For stock options that are considered ineligible, the employer will now be entitled to a tax deduction equal to the total benefit realized by the exercise of these options by the employee.

Canadian-controlled private corporations (CCPCs) and corporations with revenues of $500 million or less will not be subject to the new rules.

This measure will be introduced on 1 July 2021. Only options granted after that date will be subject to the new rules.

Based on IQ Capital data, we estimated an average return for the market price of the shares underlying employee stock options from the time the options are granted to the time they are exercised. Based on this average return, we estimated the number of individuals for whom the fair market value (FMV) of the stock options at the time they were granted was greater than $200,000, as well as the average deduction claimed by these individuals.

Then, based on SPSM 28.0 and Capital IQ data, we estimated the proportion of individuals working for CCPCs or corporations with revenues below $500 million. This allowed us to estimate the number of individuals who would have received stock options that would be considered ineligible under the new rules, and the average benefit realized by exercising these options.

We multiplied this estimated average benefit by 50% and then by 33%, the effective rate of the highest tax bracket, to estimate the additional personal income tax that could be collected. However, this additional tax will be partially offset by a reduction in corporate income tax, as corporations will now benefit from an offsetting income deduction equal to the benefit realized from the exercise of ineligible stock options.

Behavioural effects were factored in. We assume that the increases in after-tax corporate profits resulting from this policy will be fully paid out in the form of salaries to partially offset the employees’ corresponding loss of after-tax income. This salary increase will be taxable at the highest marginal rate.

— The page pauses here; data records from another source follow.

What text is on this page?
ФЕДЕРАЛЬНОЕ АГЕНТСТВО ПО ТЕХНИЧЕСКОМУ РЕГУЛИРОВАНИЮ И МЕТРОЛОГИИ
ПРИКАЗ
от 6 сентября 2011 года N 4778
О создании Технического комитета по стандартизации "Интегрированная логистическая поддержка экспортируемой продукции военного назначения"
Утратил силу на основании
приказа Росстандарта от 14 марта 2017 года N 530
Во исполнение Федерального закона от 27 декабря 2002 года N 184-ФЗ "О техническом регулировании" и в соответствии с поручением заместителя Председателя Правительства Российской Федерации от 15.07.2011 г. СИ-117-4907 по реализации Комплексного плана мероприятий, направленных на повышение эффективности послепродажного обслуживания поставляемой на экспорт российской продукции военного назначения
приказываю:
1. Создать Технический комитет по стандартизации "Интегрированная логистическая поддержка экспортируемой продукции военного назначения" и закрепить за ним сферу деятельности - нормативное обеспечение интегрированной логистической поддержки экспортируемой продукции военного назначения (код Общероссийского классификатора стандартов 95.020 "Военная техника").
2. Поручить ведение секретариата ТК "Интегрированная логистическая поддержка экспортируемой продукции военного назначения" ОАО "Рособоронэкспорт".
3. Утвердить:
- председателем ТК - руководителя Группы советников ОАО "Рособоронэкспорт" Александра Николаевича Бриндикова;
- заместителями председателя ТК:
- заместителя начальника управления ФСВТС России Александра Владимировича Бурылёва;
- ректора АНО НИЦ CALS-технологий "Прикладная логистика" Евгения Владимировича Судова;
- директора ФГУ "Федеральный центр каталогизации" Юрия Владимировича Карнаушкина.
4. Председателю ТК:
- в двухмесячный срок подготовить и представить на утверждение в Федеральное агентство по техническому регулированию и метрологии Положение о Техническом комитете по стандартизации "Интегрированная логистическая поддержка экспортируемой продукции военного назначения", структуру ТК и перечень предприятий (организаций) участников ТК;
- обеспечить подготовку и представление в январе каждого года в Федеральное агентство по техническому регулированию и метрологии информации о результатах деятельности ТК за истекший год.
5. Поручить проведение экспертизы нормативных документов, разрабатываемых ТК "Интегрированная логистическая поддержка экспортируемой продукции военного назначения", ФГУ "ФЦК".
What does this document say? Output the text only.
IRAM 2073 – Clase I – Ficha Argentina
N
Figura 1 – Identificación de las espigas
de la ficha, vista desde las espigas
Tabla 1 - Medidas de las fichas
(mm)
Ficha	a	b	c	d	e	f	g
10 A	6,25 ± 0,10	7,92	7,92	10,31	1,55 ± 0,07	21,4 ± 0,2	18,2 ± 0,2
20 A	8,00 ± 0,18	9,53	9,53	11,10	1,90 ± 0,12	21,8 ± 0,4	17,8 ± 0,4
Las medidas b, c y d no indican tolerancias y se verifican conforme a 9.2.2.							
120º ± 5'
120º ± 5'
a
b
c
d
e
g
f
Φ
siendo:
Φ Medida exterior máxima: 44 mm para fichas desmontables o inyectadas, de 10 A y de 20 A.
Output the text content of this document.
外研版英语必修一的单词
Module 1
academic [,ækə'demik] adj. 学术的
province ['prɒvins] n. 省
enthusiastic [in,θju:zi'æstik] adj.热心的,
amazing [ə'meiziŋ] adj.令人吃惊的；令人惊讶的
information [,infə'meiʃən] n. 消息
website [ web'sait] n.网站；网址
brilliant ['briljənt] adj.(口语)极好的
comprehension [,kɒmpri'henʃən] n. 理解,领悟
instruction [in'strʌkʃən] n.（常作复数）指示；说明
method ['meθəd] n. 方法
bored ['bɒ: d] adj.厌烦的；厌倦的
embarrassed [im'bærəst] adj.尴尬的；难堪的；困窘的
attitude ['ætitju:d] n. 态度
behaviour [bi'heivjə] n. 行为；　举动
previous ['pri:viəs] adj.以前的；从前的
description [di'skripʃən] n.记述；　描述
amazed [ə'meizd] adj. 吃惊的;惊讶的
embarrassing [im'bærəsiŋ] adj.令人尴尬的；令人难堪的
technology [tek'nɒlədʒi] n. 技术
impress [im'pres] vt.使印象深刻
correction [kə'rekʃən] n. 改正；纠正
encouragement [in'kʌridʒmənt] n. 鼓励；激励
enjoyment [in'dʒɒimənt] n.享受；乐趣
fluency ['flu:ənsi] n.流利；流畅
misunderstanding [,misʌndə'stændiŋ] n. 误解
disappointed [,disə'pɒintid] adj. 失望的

Lastly, we used Capital IQ to estimate the distribution of the number of years between the time stock options are granted and the time they are exercised. While we estimate that on average individuals take between four and five years to exercise their options, some take only one year while others can take up to 11.

We estimate that the revenues generated by this new measure will gradually increase over the next few years and will not be fully realized until 2032–33. We estimate that they will then amount to $144 million.

Since the $200,000 threshold applies in the year the options are granted and we only observe deductions claimed in the year the options are exercised, our assumptions for the average return and the number of individuals who will be affected by this measure are necessarily uncertain. In addition, our estimates of the proportion of individuals working for CCPCs or corporations with revenues of less than $500 million are derived from external sources and not from CRA administrative data. Lastly, it is difficult to accurately estimate the behavioural response to this new measure.

  • PBO estimates that the revenues generated by this measure will gradually increase over the next few years, reaching $144 million in 2032–33, the year in which we estimate that the new rules will be fully implemented.
  • Estimates are presented on an accruals basis as would appear in the budget and public accounts.
  • Positive numbers subtract from the budgetary balance, negative numbers contribute to the budget balance.